# The Legend of the Legion



## dimsum (12 Apr 2017)

> What comes to mind when you think of the French Foreign Legion? Most likely men struggling through the desert in heavy blue coats and white peaked caps. Men who joined up after a lifetime of crime, fighting valiantly, then leaving the Legion to become tough, faceless mercenaries trading on their background, or else dying in the mud of Dien Bien Phu as the last choppers leave for La Belle France.
> 
> The reality is different. In its first version, the Legion was seen as a rough mercenary force that guaranteed immunity from criminal prosecution, as well as a new life and French citizenship. In its second incarnation, the Legion became a sort of substitute family. Now in its third, the official image of the Legion is of an elite fighting force, to be compared with the British SAS or the US Navy Seals. Today, legionnaires are much more than a band of mere ‘expendables’.

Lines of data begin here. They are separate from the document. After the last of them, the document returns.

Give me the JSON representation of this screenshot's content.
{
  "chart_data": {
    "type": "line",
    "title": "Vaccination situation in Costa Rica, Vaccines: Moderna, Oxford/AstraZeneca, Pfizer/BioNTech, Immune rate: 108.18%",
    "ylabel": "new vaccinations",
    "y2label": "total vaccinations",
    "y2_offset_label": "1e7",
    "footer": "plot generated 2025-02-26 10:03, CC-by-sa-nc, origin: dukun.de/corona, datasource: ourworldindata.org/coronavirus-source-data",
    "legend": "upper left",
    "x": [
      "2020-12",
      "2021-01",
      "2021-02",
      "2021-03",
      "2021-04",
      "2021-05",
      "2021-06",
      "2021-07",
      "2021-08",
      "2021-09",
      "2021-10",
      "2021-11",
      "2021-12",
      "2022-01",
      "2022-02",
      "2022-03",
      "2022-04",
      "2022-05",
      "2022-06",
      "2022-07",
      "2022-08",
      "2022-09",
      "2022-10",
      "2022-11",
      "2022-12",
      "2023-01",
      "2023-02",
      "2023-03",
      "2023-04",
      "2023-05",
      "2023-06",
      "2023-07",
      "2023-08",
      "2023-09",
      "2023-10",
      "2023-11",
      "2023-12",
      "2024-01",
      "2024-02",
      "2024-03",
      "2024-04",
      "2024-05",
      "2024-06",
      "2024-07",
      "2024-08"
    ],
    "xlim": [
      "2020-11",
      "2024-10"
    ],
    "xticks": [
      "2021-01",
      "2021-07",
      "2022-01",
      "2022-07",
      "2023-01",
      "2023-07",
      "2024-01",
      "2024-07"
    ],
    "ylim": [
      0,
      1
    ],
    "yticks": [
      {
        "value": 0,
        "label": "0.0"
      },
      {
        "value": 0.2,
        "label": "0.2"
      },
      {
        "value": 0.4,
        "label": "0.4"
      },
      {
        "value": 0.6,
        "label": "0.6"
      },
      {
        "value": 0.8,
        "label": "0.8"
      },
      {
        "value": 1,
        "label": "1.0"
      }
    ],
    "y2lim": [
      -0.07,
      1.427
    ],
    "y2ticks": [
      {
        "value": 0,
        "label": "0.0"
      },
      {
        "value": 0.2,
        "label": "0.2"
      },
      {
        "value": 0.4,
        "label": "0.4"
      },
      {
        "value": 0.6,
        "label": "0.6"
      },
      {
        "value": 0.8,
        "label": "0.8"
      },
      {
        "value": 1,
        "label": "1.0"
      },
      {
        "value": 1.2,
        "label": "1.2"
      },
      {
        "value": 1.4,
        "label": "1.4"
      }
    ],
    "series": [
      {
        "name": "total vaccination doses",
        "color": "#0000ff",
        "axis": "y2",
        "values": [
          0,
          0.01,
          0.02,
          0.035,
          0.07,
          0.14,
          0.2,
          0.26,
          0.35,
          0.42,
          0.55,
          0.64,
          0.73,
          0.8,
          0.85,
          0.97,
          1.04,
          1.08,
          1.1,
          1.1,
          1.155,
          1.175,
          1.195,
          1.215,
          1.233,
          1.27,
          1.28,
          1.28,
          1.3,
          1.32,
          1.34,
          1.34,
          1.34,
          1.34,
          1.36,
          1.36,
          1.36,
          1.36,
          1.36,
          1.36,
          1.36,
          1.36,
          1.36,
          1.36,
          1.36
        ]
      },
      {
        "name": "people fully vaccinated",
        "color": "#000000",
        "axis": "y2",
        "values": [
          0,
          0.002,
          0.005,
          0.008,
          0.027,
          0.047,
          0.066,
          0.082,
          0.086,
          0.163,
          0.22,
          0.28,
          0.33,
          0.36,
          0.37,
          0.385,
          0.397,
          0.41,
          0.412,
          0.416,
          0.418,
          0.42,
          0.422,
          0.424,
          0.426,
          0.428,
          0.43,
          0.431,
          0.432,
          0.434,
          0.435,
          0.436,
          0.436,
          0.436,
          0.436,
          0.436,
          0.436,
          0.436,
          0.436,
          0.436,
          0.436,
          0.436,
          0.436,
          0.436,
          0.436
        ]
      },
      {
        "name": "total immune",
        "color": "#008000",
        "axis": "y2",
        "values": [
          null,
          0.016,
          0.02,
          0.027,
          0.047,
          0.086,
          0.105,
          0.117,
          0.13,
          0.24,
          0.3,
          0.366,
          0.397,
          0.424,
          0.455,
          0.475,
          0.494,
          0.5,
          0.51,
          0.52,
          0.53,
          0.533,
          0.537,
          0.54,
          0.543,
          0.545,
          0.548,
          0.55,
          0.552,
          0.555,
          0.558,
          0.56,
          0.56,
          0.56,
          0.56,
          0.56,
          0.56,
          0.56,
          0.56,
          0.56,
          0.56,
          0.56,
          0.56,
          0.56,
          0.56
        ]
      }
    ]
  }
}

https://aeon.co/essays/why-young-men-queue-up-to-die-in-the-french-foreign-legion


----------



## jollyjacktar (12 Apr 2017)

Thanks, I really enjoyed reading that.


----------



## The Bread Guy (12 Apr 2017)

<that guy>The Foreign Legion's not been in UAE since mid 2016 - 13 DBLE's moved back to France</that guy> -- still, interesting historical overview.


----------



## exspy (12 Apr 2017)

The Legion is in the midst of an expansion due to an increase in its authorized strength.  The move of 13e DBLE from Africa to France included its expansion from a cadre (in Africa) to a full strength infantry regiment.  Accompanying this is the addition of a fourth rifle company to each Legion infantry unit.  Together this has resulted in the training regiment at Castelnaudary being expanded to handle the influx of new bods.

It's a good time for those 18-25 year olds who always dreamt of running away to join the Legion to do it.

Cheers,
Dan.


----------